On BlogLines origins

I always find it fascinating how some people get an idea, develop it, implement it, and then turn it into a real success. Bloglines is a good example. Today I came across an interesting post that shows where from the Bloglines started:

I looked at a couple of RSS aggregators the other day. These are programs that you run on your machine that allow you to subscribe to various weblogs that support a protocol called RSS. These programs make it easy to keep up with your favorite blogs.

I was very disappointed in what I saw, at least in terms of Linux based programs. Every one I looked at sucked. Couldn’t get any of them to work.

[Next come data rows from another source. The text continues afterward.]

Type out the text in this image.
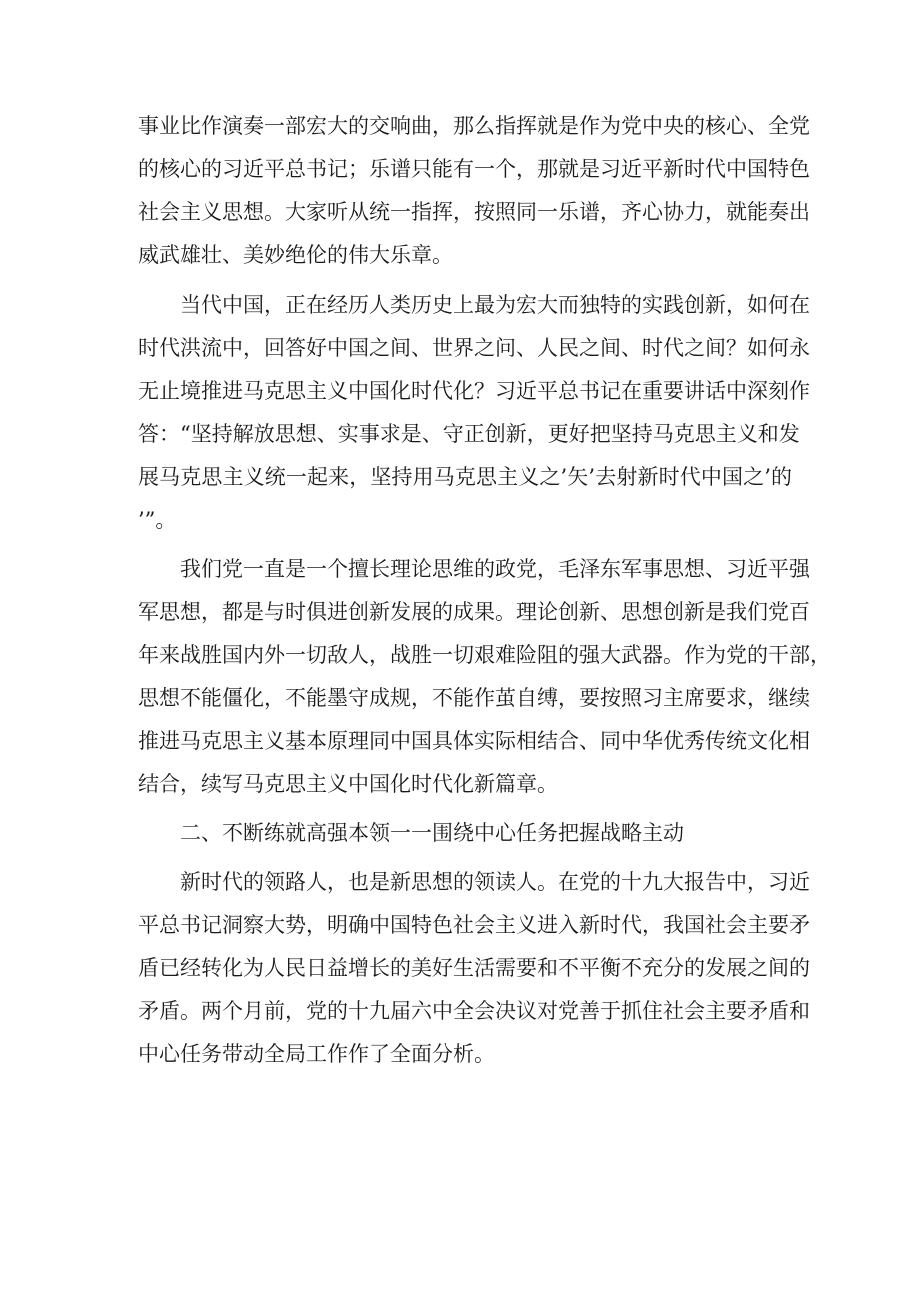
事业比作演奏一部宏大的交响曲，那么指挥就是作为党中央的核心、全党
的核心的习近平总书记；乐谱只能有一个，那就是习近平新时代中国特色
社会主义思想。大家听从统一指挥，按照同一乐谱，齐心协力，就能奏出
威武雄壮、美妙绝伦的伟大乐章。
当代中国，正在经历人类历史上最为宏大而独特的实践创新，如何在
时代洪流中，回答好中国之间、世界之问、人民之间、时代之间？如何永
无止境推进马克思主义中国化时代化？习近平总书记在重要讲话中深刻作
答：“坚持解放思想、实事求是、守正创新，更好把坚持马克思主义和发
展马克思主义统一起来，坚持用马克思主义之’矢’去射新时代中国之’的
’”。
我们党一直是一个擅长理论思维的政党，毛泽东军事思想、习近平强
军思想，都是与时俱进创新发展的成果。理论创新、思想创新是我们党百
年来战胜国内外一切敌人，战胜一切艰难险阻的强大武器。作为党的干部，
思想不能僵化，不能墨守成规，不能作茧自缚，要按照习主席要求，继续
推进马克思主义基本原理同中国具体实际相结合、同中华优秀传统文化相
结合，续写马克思主义中国化时代化新篇章。
二、不断练就高强本领一一围绕中心任务把握战略主动
新时代的领路人，也是新思想的领读人。在党的十九大报告中，习近
平总书记洞察大势，明确中国特色社会主义进入新时代，我国社会主要矛
盾已经转化为人民日益增长的美好生活需要和不平衡不充分的发展之间的
矛盾。两个月前，党的十九届六中全会决议对党善于抓住社会主要矛盾和
中心任务带动全局工作作了全面分析。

What’s interesting is that people have been focusing on creating client side RSS aggregators. I think the world needs a very good server side aggregator. I’d use it. You could do all sorts of interesting things with a server side aggregator. You could probably fund it with advertising (at least the Google style text advertising en vogue these days).

Did you ever read the Orson Scott Card book Ender’s Game? In the future world depicted in the book, there’s a vast computer network, a la the Internet, with discussion forums. While we aren’t lacking in discussion forums these days (mailing lists, USENET, web boards), I think a closer analogy to what was in the book would be blogs as viewed through an aggregator.

That’s from Mark Fletcher’s blog. Mark Fletcher is the CEO of Bloglines. The post was written on 4th of March, 2003. That’s slighly more than two years ago.